Self Publishers Scream Bloody Murder

Micahel Samonic, publisher of the Special Effects Cookbook, made millions of dollars by self publishing, and I want to tell you how you can do it too.

Here’s what he did…

As an entrepreneur, he always had relative success with space ads.

Then he ordered and read Karbo, which launched me into direct mail marketing. Up until that point, he had never had done direct mail.

He always had been interested in health and cooking, so the first project he ever did was how to cure hiccups. He got the hiccups when he drink any kind of irritating stuff or if he ate spicy foods. He always used to get the hiccups.

He did a little research. This was long before acupressure. He called it acupinch.

He went and found out that there was a Chinese meridian on your left forearm that if you pinch it just in the right place, you could interrupt that impulse.

It worked for his, so he wrote a little course like four or five pages and he put an ad in the one of the rags. It was Enquirer. He sold a few books. It wasn’t anything great.

He got 20 or 23 orders. The cost was only $5 or $6. The ad only cost $20 or $30, so he made a profit from the very beginning.

From there he went into a full-size book that he created, How To Get Free Dental Care.

Necessity is the mother of invention, right?

He had bad teeth and he was living in Cleveland, Ohio. At the time there was a dental school there, Case Western Reserve is still there, a school of dentistry. If you called up you could get into the school and be a guinea pig for the students.

Fillings and have all kinds of procedures done for free. At the time there were federal programs in place, the state funded.

So, he put together a whole directory of schools and funded program where you could walk in and say I’ve got dental problems, fix them for free. That was my first big selling product.

He sold tens of thousands of those.

So, he put a directory together. The first ad was a junior page ad.

A junior page is smaller than a full page, but it dominates the page. If a full page ad is 7 x 10 in a magazine, a junior page will be 5-1/2 by 6-1/2; somewhere around there.
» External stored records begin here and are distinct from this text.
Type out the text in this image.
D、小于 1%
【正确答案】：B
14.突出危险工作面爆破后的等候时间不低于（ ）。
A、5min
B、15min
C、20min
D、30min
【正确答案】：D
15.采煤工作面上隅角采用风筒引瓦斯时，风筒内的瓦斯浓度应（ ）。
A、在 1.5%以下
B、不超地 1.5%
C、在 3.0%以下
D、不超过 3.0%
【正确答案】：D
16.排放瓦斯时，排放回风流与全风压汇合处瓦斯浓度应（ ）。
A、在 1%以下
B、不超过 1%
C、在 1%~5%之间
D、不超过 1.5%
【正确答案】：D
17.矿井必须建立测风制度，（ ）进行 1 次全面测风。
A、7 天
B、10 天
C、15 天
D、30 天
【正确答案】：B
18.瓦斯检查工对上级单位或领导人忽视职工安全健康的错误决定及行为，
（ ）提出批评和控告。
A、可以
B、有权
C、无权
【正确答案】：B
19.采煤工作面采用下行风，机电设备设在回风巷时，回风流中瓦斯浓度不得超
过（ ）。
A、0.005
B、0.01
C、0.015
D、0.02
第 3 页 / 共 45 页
My first ad was in The Spotlight. Now, it’s called The American Free Press. It’s a tabloid newspaper.

It was published out of Washington, D.C. Extremely good for testing health food related items.

The headline is what really did it. The headline was Dentists Scream Bloody Murder.

You can bet the headline got people’s attention to read the ad. The job of that headline is to capture the attention of the reader immediately. You’ve only got them for about a half a second and if you don’t get them immediately, they just turn the page and they’re gone forever.

Dentists scream bloody murder. The readership of that publication is heavy into conspiracy theories and political conspiracies and things like that. So, he designed the headline to match the demographics of the readership.

The subhead was Dentists Are Mad because you can now get free dental care or something like that.

This was a copy intensive ad. It’s all it was. All his ads are editorial.

This was his first ad for this product.

It was a weekly, and once you place the ad, you wait ten days to two weeks depending upon when you place it before the ad to appear. He had to pay all up front.

At that time he had no credit with anyone.

The cost of the ad was was $600. That was late…maybe ’79 or ’80. Even with all the risk, he wasn’t nervous. Actually he was excited.

Then he waited.

He got 700 orders. At $10 a pop, that’s $7,000.

He was in business.

Do you have some great ideas to share? Information is worth money, and people will pay for it. You can make millions by self publishing your book.